Performance validation:

  • Validate with CodSpeed cases.
  • Prefer the CodSpeed compilation stages case that directly covers the optimized feature.
  • If no matching compilation-stage case exists, use the closest existing CodSpeed case for the affected feature and explain the coverage gap.
  • If adding or changing benchmark coverage is necessary, keep the case focused on the optimized stage and avoid unrelated noise such as minimization unless it is the target.

Before submitting:

  • Run pnpm run format:rs.
  • Run pnpm run format:js.
  • Run cargo clippy --workspace --all-targets --all-features.
  • Summarize the hot path, the data cardinality risk, the chosen CPU/memory optimization technique, functional test result, CodSpeed performance result, format result, and clippy result.

PR and Benchmark Follow-up

After the optimization is complete, ask the user whether they want to create a PR.

If the user wants a PR:

  1. Switch to a branch whose name starts with perf/.
  2. Commit the optimization with a conventional performance commit, usually perf(<scope>): <summary> or perf: <summary>.
  3. Push the branch and create a PR whose title starts with perf: .
  4. Write the PR body around:
    • what changed
    • why the change should improve performance
    • which hot path and data cardinality risk it addresses
    • the expected CPU and/or allocation benefit
  5. Do not include a Validation section in the PR body.
  6. After the PR exists, automatically trigger the Ecosystem Benchmark workflow for the PR:
sh
gh workflow run 'Ecosystem Benchmark' -f pr=<pr-number>
gh run list --workflow 'Ecosystem Benchmark' --limit 5

Use the PR number as the workflow input. A run on main does not benchmark the PR branch.

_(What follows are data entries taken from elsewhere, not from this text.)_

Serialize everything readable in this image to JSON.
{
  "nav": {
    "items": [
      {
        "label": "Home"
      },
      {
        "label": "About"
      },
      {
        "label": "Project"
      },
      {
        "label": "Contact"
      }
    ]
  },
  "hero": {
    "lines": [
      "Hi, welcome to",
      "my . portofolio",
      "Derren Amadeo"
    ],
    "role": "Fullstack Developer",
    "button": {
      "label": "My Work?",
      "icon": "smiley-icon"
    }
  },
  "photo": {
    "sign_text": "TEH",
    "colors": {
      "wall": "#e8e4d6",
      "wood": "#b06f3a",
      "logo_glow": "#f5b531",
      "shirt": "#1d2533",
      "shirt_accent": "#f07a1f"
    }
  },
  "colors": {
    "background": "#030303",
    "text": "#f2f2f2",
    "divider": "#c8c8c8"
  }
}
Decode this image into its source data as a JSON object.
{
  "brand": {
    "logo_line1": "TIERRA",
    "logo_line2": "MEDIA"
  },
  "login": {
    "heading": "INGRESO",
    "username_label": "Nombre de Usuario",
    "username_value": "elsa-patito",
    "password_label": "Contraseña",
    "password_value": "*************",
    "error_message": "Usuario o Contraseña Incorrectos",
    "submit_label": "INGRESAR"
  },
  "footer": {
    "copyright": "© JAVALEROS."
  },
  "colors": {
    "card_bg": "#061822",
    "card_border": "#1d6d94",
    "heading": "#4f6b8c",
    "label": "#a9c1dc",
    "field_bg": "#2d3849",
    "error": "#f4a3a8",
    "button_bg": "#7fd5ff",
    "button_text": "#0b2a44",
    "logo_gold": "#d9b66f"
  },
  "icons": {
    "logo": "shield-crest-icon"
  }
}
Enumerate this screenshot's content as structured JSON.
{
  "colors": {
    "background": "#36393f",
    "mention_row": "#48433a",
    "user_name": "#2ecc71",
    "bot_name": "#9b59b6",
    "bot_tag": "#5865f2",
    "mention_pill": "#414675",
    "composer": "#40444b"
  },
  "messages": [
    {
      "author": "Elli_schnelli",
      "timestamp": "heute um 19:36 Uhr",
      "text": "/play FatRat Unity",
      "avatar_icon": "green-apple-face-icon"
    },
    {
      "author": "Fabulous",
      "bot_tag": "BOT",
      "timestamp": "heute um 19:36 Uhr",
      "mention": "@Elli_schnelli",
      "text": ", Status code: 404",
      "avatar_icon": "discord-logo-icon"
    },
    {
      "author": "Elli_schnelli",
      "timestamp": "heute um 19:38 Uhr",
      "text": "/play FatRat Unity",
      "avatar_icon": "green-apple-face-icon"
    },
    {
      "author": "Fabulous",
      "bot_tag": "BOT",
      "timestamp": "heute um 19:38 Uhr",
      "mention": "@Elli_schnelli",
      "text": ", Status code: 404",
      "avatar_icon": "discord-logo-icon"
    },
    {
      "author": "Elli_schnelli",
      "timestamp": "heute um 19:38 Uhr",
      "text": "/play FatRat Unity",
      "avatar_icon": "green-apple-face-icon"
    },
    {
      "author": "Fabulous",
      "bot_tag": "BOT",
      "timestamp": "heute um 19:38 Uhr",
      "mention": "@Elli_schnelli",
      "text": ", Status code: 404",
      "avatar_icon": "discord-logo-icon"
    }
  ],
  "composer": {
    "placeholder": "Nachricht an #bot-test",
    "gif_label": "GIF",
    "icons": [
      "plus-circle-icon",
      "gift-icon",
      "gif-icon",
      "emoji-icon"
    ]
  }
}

If the user allows waiting for GitHub CI:

  1. Wait for the relevant GitHub checks and the Ecosystem Benchmark run to finish.
  2. Fetch the PR comments and locate the CodSpeed performance report.
  3. Compare improvements and regressions in the report.
  4. If the report shows regressions, analyze likely causes from the changed hot path, data structure cardinality, CPU work, and allocation behavior.
  5. Perform one additional optimization iteration when there is a plausible fix, then update the PR branch, push again, and rerun the Ecosystem Benchmark workflow.

Common Mistakes

  • Optimizing around chunks or runtimes while ignoring that dependencies and export infos may be orders of magnitude more numerous.
  • Adding a cache without defining its lifetime or invalidation boundary.
  • Making a hot structure larger to save one rare computation.
  • Adding parallelism before removing repeated serial work.
  • Trading a CPU bottleneck for large temporary allocations.
  • Verifying only output snapshots without checking the relevant CodSpeed case.